La présence d’un fossé situé entre votre propriété privée et une route communale soulève la question de savoir qui est responsable de son entretien. Se Loger vous explique tout ce que vous devez savoir afin que vous n'ayez plus de doutes à ce sujet.
La distinction de régime
La distinction de régime est primordiale pour déterminer à qui incombe l’entretien du fossé.
En effet, si le fossé est « accessoire de la voie publique », c’est-à-dire qu’il est nécessaire à l'écoulement des eaux de la route communale ou à sa protection, il est considéré comme une dépendance de la voirie. Dès lors, son entretien incombe à la commune (actions de curage ou de débroussaillage, par exemple).

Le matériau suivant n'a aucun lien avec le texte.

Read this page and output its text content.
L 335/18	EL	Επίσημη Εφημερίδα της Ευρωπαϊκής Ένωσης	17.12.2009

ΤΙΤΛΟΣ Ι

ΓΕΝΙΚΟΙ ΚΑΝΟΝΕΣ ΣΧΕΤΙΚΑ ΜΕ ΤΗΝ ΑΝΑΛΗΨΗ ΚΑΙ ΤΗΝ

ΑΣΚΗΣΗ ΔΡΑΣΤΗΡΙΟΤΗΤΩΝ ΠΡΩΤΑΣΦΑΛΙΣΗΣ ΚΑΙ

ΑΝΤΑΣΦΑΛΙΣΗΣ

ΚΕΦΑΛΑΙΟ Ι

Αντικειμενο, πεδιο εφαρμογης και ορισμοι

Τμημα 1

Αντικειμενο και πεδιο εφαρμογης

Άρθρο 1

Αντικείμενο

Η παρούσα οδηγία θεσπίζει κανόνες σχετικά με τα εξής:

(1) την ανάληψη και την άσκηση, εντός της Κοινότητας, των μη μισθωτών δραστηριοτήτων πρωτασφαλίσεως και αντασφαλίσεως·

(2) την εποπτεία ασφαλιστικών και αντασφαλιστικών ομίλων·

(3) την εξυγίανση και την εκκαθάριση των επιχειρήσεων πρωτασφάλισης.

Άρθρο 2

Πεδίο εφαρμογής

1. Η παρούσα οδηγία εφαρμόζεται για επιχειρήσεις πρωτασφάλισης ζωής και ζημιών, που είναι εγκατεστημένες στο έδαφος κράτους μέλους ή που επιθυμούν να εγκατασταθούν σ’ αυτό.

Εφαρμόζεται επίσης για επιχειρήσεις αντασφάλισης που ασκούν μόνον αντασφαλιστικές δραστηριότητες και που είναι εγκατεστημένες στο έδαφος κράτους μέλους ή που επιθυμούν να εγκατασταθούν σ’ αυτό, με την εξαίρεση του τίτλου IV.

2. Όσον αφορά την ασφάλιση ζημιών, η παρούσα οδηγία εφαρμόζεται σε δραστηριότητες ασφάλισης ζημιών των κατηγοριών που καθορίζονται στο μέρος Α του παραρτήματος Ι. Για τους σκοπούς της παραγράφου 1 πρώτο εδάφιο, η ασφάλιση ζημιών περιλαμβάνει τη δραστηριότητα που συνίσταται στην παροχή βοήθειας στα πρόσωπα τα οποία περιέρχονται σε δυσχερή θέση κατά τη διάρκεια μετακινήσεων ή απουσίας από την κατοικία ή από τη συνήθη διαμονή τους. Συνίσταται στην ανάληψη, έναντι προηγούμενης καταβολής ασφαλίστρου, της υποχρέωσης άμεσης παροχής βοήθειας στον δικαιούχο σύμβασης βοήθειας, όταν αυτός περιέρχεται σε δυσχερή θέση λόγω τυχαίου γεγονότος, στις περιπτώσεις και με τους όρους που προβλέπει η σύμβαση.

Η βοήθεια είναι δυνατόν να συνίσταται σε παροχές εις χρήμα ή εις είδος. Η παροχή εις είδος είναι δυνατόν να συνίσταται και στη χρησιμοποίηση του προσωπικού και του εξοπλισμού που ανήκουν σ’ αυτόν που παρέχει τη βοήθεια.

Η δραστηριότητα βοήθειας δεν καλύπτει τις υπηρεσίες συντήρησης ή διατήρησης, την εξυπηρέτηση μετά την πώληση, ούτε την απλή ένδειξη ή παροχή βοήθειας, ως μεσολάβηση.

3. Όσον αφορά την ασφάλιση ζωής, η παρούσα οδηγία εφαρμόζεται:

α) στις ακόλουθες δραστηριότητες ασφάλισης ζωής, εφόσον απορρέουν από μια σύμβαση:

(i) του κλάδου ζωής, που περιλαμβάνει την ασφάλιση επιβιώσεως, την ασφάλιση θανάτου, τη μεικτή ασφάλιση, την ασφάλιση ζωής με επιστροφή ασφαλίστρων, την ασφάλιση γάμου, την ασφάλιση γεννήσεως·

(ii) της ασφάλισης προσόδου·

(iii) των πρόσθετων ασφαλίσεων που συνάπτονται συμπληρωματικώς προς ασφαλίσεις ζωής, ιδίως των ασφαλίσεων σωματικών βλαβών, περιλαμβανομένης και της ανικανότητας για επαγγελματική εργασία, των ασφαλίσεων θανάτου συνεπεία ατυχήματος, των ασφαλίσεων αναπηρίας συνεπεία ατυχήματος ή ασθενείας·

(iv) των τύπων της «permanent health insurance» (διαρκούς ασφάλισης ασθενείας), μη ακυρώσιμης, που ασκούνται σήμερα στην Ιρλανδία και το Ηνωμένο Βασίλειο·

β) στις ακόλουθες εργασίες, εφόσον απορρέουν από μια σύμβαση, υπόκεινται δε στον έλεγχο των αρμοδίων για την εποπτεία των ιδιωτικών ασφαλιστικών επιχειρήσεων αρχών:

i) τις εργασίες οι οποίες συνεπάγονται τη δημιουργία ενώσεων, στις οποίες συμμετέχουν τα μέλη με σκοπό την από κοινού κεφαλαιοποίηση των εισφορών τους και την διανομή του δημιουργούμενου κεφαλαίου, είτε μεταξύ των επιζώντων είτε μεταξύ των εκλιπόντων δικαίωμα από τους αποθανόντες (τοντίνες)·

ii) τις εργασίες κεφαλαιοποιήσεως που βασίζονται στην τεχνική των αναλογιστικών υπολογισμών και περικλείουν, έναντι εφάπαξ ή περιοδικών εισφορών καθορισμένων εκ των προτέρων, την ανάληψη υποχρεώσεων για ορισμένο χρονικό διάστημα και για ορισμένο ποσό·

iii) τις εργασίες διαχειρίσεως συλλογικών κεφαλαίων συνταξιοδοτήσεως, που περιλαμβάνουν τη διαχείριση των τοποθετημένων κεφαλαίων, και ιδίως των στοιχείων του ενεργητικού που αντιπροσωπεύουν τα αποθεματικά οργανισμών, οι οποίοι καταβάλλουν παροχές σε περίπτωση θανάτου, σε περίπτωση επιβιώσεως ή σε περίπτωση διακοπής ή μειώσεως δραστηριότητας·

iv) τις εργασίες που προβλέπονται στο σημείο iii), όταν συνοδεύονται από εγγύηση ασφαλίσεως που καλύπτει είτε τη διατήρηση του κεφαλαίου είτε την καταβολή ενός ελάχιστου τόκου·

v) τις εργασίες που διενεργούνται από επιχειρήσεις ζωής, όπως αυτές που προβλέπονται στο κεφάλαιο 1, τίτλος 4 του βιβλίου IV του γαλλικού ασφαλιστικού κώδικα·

Les fossés bordant les voies publiques appartiennent en principe à la collectivité affectataire de la voie qu'ils longent. Ils sont en effet considérés comme des dépendances des voies dont ils sont un accessoire. Cette présomption de propriété joue, sauf preuve contraire, par titre.
A contrario, si le fossé est privé, c’est-à-dire s’il se situe sur votre terrain et n’a pas été créé pour les besoins de la route, l’entretien vous incombe exclusivement, en tant que propriétaire riverain.
Le manquement du propriétaire à son obligation d’entretien est susceptible d’engager sa responsabilité civile à l’égard des personnes qui subissent un dommage lié à ce défaut d’entretien.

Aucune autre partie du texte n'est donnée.